2008年02月12日 22時41分00秒 | DOCOMOMO
 先日、北海道立近代美術館で「建築家展」が開催された。2月3日には講堂にて「上遠野徹の建築」というタイトルで、上遠野徹先生と北大歴史研の角教授の対談式講演会が催された。とても勉強になった。

 写真は上遠野徹先生のブース内に掲示された、DOCOMOMO JAPANを紹介する4枚のパネルである。北海道のDOCOMOMO JAPAN選定建築を紹介するパネルには、現在の学生の設計課題の紹介や、嘗てpenkou師匠が上遠野先生にDOCOMOMO選定プレートを贈られた際、ちゃっかり一緒に写った卒業生達の写真も載せて頂いた。
 penkou師匠のお供をさせて頂き、上遠野先生宅にお邪魔させて頂いたり、角先生との楽しい宴の末席を汚させて頂いたのも度々で、今回の対談は本当に楽しみにしていたし、期待以上のお話を聴くことが出来た。

 田上義也氏と上遠野先生の深い係りや、北海道黎明期の建築家マックス・ヒンデルについての角先生の解説等、沢山の貴重なお話の中、自分の心を打ったのは、上遠野先生が田上氏より受け継がれた「正しい道を進もう。列を乱すな。」という言葉である。思わず“俺は間違っていないのだ”と声に出してしまいそうになった。
 自分は、この言葉に本当に感動出来る人とだけ歩いて行きたい。

’08西・蘭建築紀行 バルセロナ編その3“亀裂”

2008年02月02日 23時30分15秒 | 建築
 海外の建築を見ていつも思うのだが、仕上げの精度が低い。ゼネコンの現場監督時代、自分の現場でこの仕上げであれば、許せたものではないという仕上げを多々見てきた。

 ヘルツォーク&ド・ムーロンは「プラダブティック青山」では平面、及び3次元曲面のガラスで美しいファサードを表現した。バルセロナでは「フォーラム2004」で吹きつけコンクリートによる特徴的な外装材を用いている。

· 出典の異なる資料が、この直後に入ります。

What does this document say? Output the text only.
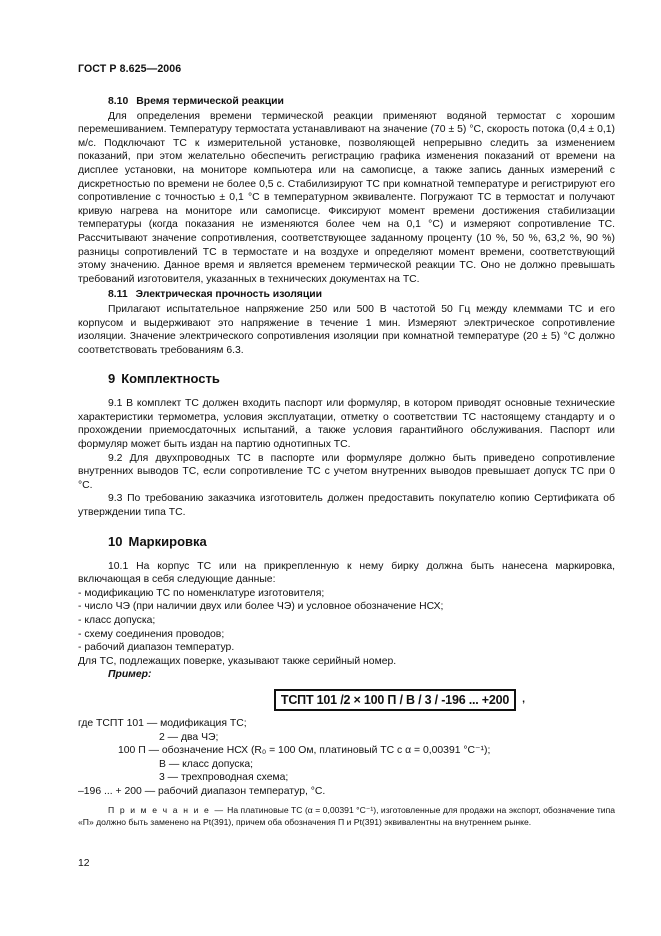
ГОСТ Р 8.625—2006
8.10 Время термической реакции

Для определения времени термической реакции применяют водяной термостат с хорошим перемешиванием. Температуру термостата устанавливают на значение (70 ± 5) °С, скорость потока (0,4 ± 0,1) м/с. Подключают ТС к измерительной установке, позволяющей непрерывно следить за изменением показаний, при этом желательно обеспечить регистрацию графика изменения показаний от времени на дисплее установки, на мониторе компьютера или на самописце, а также запись данных измерений с дискретностью по времени не более 0,5 с. Стабилизируют ТС при комнатной температуре и регистрируют его сопротивление с точностью ± 0,1 °С в температурном эквиваленте. Погружают ТС в термостат и получают кривую нагрева на мониторе или самописце. Фиксируют момент времени достижения стабилизации температуры (когда показания не изменяются более чем на 0,1 °С) и измеряют сопротивление ТС. Рассчитывают значение сопротивления, соответствующее заданному проценту (10 %, 50 %, 63,2 %, 90 %) разницы сопротивлений ТС в термостате и на воздухе и определяют момент времени, соответствующий этому значению. Данное время и является временем термической реакции ТС. Оно не должно превышать требований изготовителя, указанных в технических документах на ТС.

8.11 Электрическая прочность изоляции

Прилагают испытательное напряжение 250 или 500 В частотой 50 Гц между клеммами ТС и его корпусом и выдерживают это напряжение в течение 1 мин. Измеряют электрическое сопротивление изоляции. Значение электрического сопротивления изоляции при комнатной температуре (20 ± 5) °С должно соответствовать требованиям 6.3.

9 Комплектность

9.1 В комплект ТС должен входить паспорт или формуляр, в котором приводят основные технические характеристики термометра, условия эксплуатации, отметку о соответствии ТС настоящему стандарту и о прохождении приемосдаточных испытаний, а также условия гарантийного обслуживания. Паспорт или формуляр может быть издан на партию однотипных ТС.

9.2 Для двухпроводных ТС в паспорте или формуляре должно быть приведено сопротивление внутренних выводов ТС, если сопротивление ТС с учетом внутренних выводов превышает допуск ТС при 0 °С.

9.3 По требованию заказчика изготовитель должен предоставить покупателю копию Сертификата об утверждении типа ТС.

10 Маркировка

10.1 На корпус ТС или на прикрепленную к нему бирку должна быть нанесена маркировка, включающая в себя следующие данные:

- модификацию ТС по номенклатуре изготовителя;

- число ЧЭ (при наличии двух или более ЧЭ) и условное обозначение НСХ;

- класс допуска;

- схему соединения проводов;

- рабочий диапазон температур.

Для ТС, подлежащих поверке, указывают также серийный номер.

Пример:

ТСПТ 101 /2 × 100 П / В / 3 / -196 ... +200	,

где ТСПТ 101 — модификация ТС;

2 — два ЧЭ;

100 П — обозначение НСХ (R₀ = 100 Ом, платиновый ТС с α = 0,00391 °С⁻¹);

В — класс допуска;

3 — трехпроводная схема;

–196 ... + 200 — рабочий диапазон температур, °С.

П р и м е ч а н и е — На платиновые ТС (α = 0,00391 °С⁻¹), изготовленные для продажи на экспорт, обозначение типа «П» должно быть заменено на Pt(391), причем оба обозначения П и Pt(391) эквивалентны на внутреннем рынке.

12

 自分は、ひび割れしないコンクリートなど無いと思っている。しかし、このフォーラム2004の外装材表面のひび割れは、とても目立つ。吹き付け材なのだから仕方ないとも思うが、それにしても大きい。エンボス加工の軒裏から水漏れしている箇所も有った。
 宙に浮いたような巨大な躯体と、所々に設けられたボイドは面白い形態であるが、もう少し施工精度を上げてもらいたいものだ。